Earlier this month Human Rights Watch reported that $34 billion in oil revenues linked to Angola's state oil company Sonangol have disappeared, leading the advocacy group to demand that Angolan President Jose Eduardo dos Santos investigate.
The damning Human Rights Watch report is based on documentation issued in December by the International Monetary Fund, which determined that during the period 2007-2010 government funds were spent or transferred without being properly documented in the budget. The IMF noted that Sonangal has been the primary culprit for the fiscal irregularities since at least 2002 for losing track of billions of dollars when it "stopped channelling foreign currency receipts through the central bank as mandated by the law."
Needless to say, the reports have brought outraged denials from President dos Santos.
So, what sectors of the Portuguese economy might Sonangal, currently the biggest investor in Portugal, corporate raiders be interested in? Sonangol is now the biggest single shareholder in Millennium BCP, one of Portugal's largest listed banks and analysts believe that Sonangol could be eyeing the Portuguese GALP Energia energy company, of which 7 per cent is still owned by the state and which ironically discovered oil in Angola in the 1950s.

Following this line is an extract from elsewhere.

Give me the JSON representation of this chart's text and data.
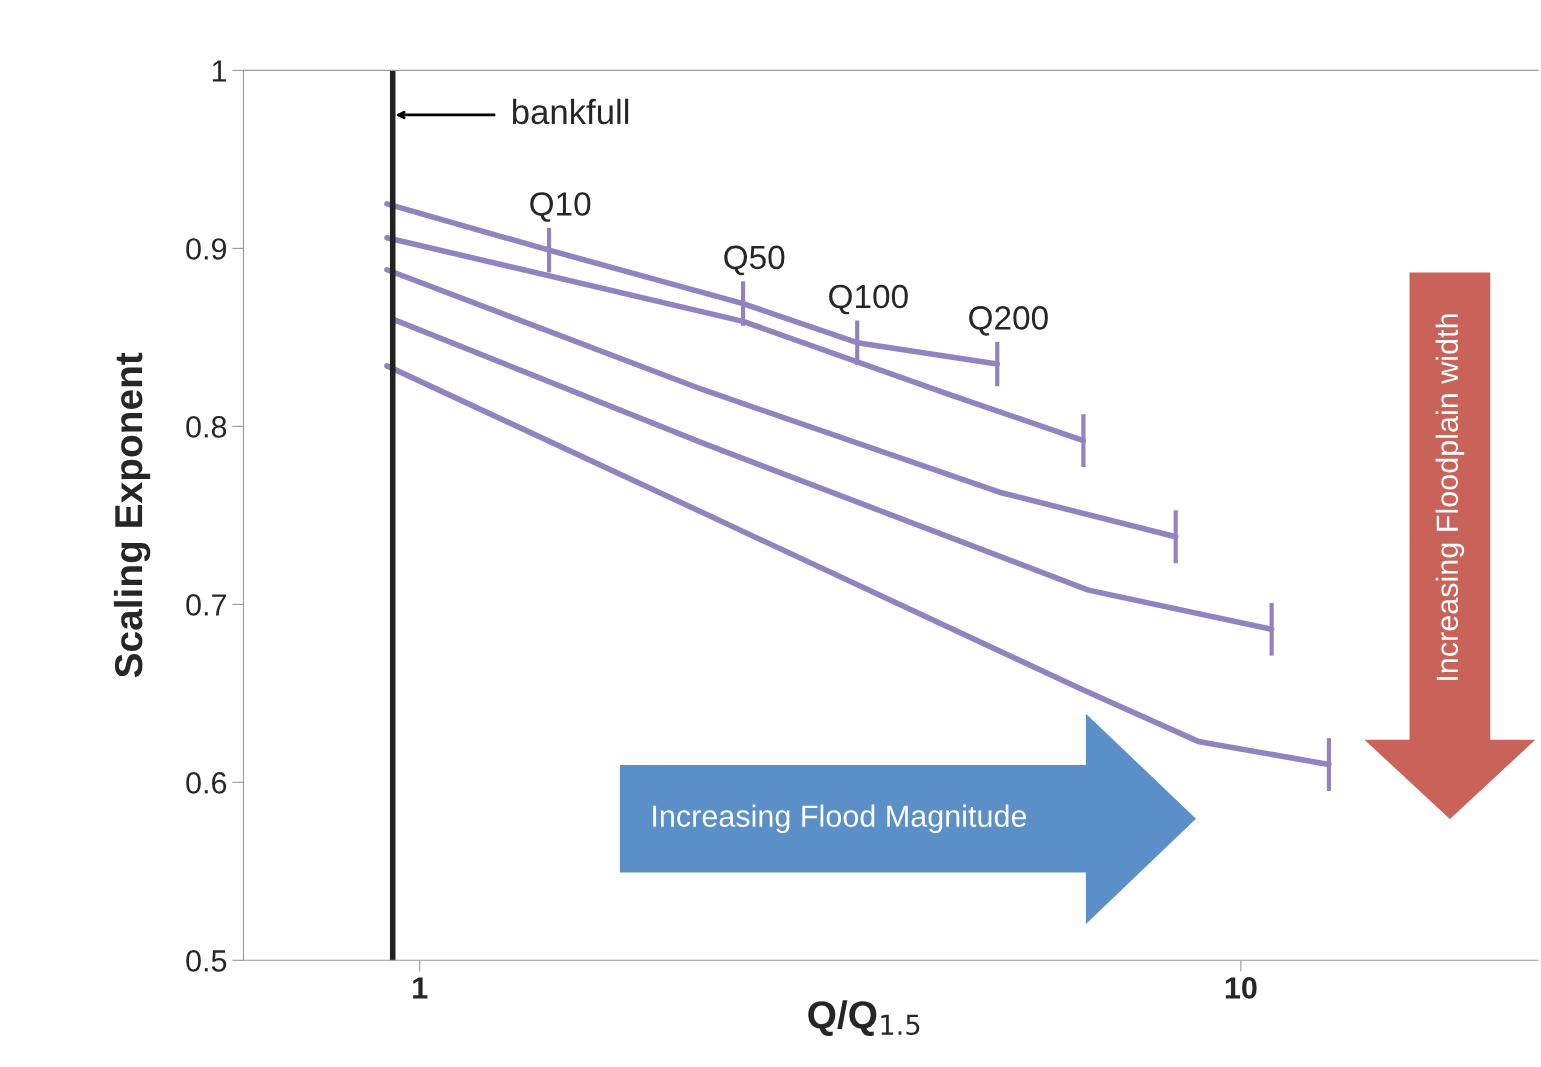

Other sectors of the Portuguese economy of potential interest to Sonangal include the nation's banking sector, Energias de Portugual (EDP) electricity company and perhaps the 100 percent state-owned national airline Transportes Aereos Portugueses, SGPS, S.A. (TAP) and the Navegacao Aerea de Portugal (NAV Portugal) airport navigation company, especially as Coelho during his visit to Angola stated that Angolan companies were "very welcome" to invest in upcoming sale of state holdings in TAP, the national airport operator ANA-Aerportos de Portugal and public transport companies.
For those interested in further developments, on 24 January the Portugal-Angola Chamber of Commerce and Industry (CCIP) in Lisbon will hold a dinner conference on Trade and Investment for Portuguese investors.
So, for foreign investors, what to chose? An old European nation state teetering on the verge of bankruptcy or a rising Third World petro-state awash in both oil and corruption?
A tough call, but, as always, caveat emptor.